El procedimiento constaba de varios pasos. Primero debía rebuscar en el gran bolso donde tenía todo el equipo, la latita que guardaba el magnesio. Después colocar el polvo en el compartimiento de su flash destinado a tal fin, con especial cuidado de poner la cantidad justa indicada por el fabricante: 10 gramos para retratos, 20 para grupos pequeños y 90 para grupos grandes. Una equivocación era riesgosa, podía terminar en una foto mal iluminada o en un cliente furioso y ennegrecido tras la humareda. Luego debía verificar que el flash quedara bien cerrado y que no cayera nada de magnesio fuera. Lo último era conectar el cable encargado de la ignición del mineral.

Finalizado todo los pasos, tenía una mano en el disparador del flash y con la otra agarraba la cámara, aguardando el momento exacto. En ese instante el sacerdote tenía las manos en alto y había cesado su prédica.

Preissler con los dedos en los disparadores esperaba que el cura siguiera. Y el padre Puhl esperaba que el fotógrafo hiciera destellar su flash.

Más avezado en esos menesteres que el fotógrafo, el padre Puhl sabía que el mejor momento para la foto era cuando tenía los brazos en alto, previo a bajarlos haciendo la señal de la cruz con ellos, antes de recitar la declaración de matrimonio.

Por eso se había detenido, dando tiempo a que Preissler encuadrara y tomara la foto. Pero el nervioso fotógrafo –quien por su condición de adventista posiblemente desconocía los detalles habituales de la ceremonia católica– no se había dado cuenta, y seguía expectante a que el cura continuara. Por unos instantes, ambos estuvieron esperando la acción del otro. Pero nada sucedía.

Benévolo, el padre Puhl hizo alguna maniobra de distracción –alguna leve tos quizás– y empezó su oración de nuevo. Volvió a quedar con los brazos en alto, pero el destello indicador de la foto no aparecía.

En un último intento por ayudar a Preissler para que tomara una buena foto, se dirigió a éste: “¡Dispare de una vez!”.

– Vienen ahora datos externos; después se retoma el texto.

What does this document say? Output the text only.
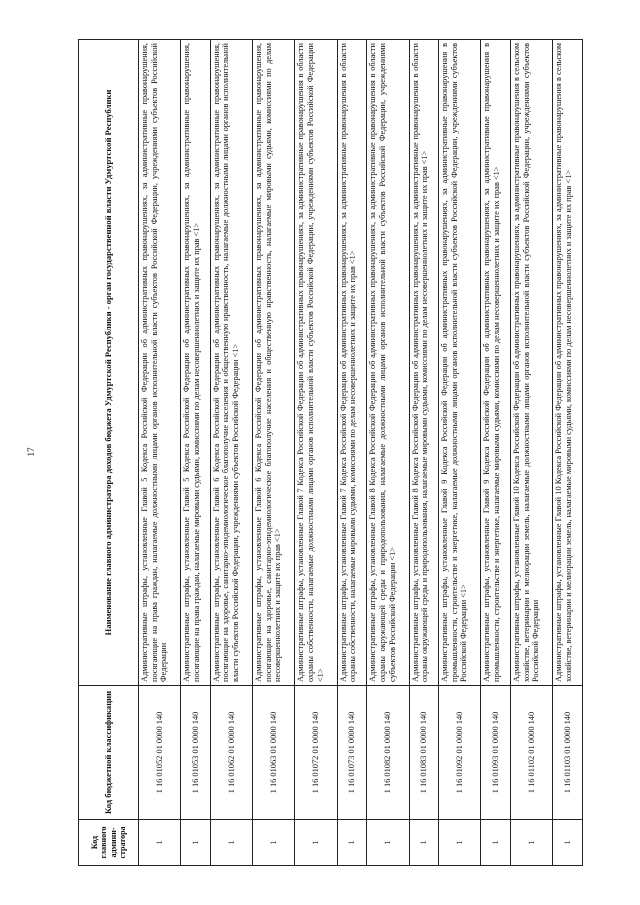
17
Код главного админи-стратора	Код бюджетной классификации	Наименование главного администратора доходов бюджета Удмуртской Республики - орган государственной власти Удмуртской Республики
1	1 16 01052 01 0000 140	Административные штрафы, установленные Главой 5 Кодекса Российской Федерации об административных правонарушениях, за административные правонарушения, посягающие на права граждан, налагаемые должностными лицами органов исполнительной власти субъектов Российской Федерации, учреждениями субъектов Российской Федерации
1	1 16 01053 01 0000 140	Административные штрафы, установленные Главой 5 Кодекса Российской Федерации об административных правонарушениях, за административные правонарушения, посягающие на права граждан, налагаемые мировыми судьями, комиссиями по делам несовершеннолетних и защите их прав <1>
1	1 16 01062 01 0000 140	Административные штрафы, установленные Главой 6 Кодекса Российской Федерации об административных правонарушениях, за административные правонарушения, посягающие на здоровье, санитарно-эпидемиологическое благополучие населения и общественную нравственность, налагаемые должностными лицами органов исполнительной власти субъектов Российской Федерации, учреждениями субъектов Российской Федерации <1>
1	1 16 01063 01 0000 140	Административные штрафы, установленные Главой 6 Кодекса Российской Федерации об административных правонарушениях, за административные правонарушения, посягающие на здоровье, санитарно-эпидемиологическое благополучие населения и общественную нравственность, налагаемые мировыми судьями, комиссиями по делам несовершеннолетних и защите их прав <1>
1	1 16 01072 01 0000 140	Административные штрафы, установленные Главой 7 Кодекса Российской Федерации об административных правонарушениях, за административные правонарушения в области охраны собственности, налагаемые должностными лицами органов исполнительной власти субъектов Российской Федерации, учреждениями субъектов Российской Федерации <1>
1	1 16 01073 01 0000 140	Административные штрафы, установленные Главой 7 Кодекса Российской Федерации об административных правонарушениях, за административные правонарушения в области охраны собственности, налагаемые мировыми судьями, комиссиями по делам несовершеннолетних и защите их прав <1>
1	1 16 01082 01 0000 140	Административные штрафы, установленные Главой 8 Кодекса Российской Федерации об административных правонарушениях, за административные правонарушения в области охраны окружающей среды и природопользования, налагаемые должностными лицами органов исполнительной власти субъектов Российской Федерации, учреждениями субъектов Российской Федерации <1>
1	1 16 01083 01 0000 140	Административные штрафы, установленные Главой 8 Кодекса Российской Федерации об административных правонарушениях, за административные правонарушения в области охраны окружающей среды и природопользования, налагаемые мировыми судьями, комиссиями по делам несовершеннолетних и защите их прав <1>
1	1 16 01092 01 0000 140	Административные штрафы, установленные Главой 9 Кодекса Российской Федерации об административных правонарушениях, за административные правонарушения в промышленности, строительстве и энергетике, налагаемые должностными лицами органов исполнительной власти субъектов Российской Федерации, учреждениями субъектов Российской Федерации <1>
1	1 16 01093 01 0000 140	Административные штрафы, установленные Главой 9 Кодекса Российской Федерации об административных правонарушениях, за административные правонарушения в промышленности, строительстве и энергетике, налагаемые мировыми судьями, комиссиями по делам несовершеннолетних и защите их прав <1>
1	1 16 01102 01 0000 140	Административные штрафы, установленные Главой 10 Кодекса Российской Федерации об административных правонарушениях, за административные правонарушения в сельском хозяйстве, ветеринарии и мелиорации земель, налагаемые должностными лицами органов исполнительной власти субъектов Российской Федерации, учреждениями субъектов Российской Федерации
1	1 16 01103 01 0000 140	Административные штрафы, установленные Главой 10 Кодекса Российской Федерации об административных правонарушениях, за административные правонарушения в сельском хозяйстве, ветеринарии и мелиорации земель, налагаемые мировыми судьями, комиссиями по делам несовершеннолетних и защите их прав <1>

Vaya a saber que pasaba por la cabeza del fotógrafo, que en vez de comprender que tenía que tomar la foto, entendió que el cura lo estaba expulsando de la ceremonia. Inmediatamente agarró su cámara y su bolso, y sin decir palabra alguna salió de la iglesia, ante la atónita mirada de los presentes.

Aunque el padre Puhl varias veces había hecho salir de la iglesia a madres con niños llorones en medio de la misa, esta vez esa no había sido su intención. Solo había querido ayudar al tímido fotógrafo.

El sacerdote ya había tenido mucha paciencia, así que no sacó a Preissler de su error y siguió con lo suyo:

–Los declaro marido y mujer–dijo finalmente, al mismo tiempo que bendecía la unión haciendo una cruz con el movimiento de sus brazos.

La alegre pareja sonreía y se tomaban de las manos. Los primos más pequeños bostezaban, las tías más sensibles daban rienda suelta a sus emociones…

La escena transcurría felizmente y quedaba impresa en la memoria de todos los presentes. En la memoria solamente, porque foto no hubo.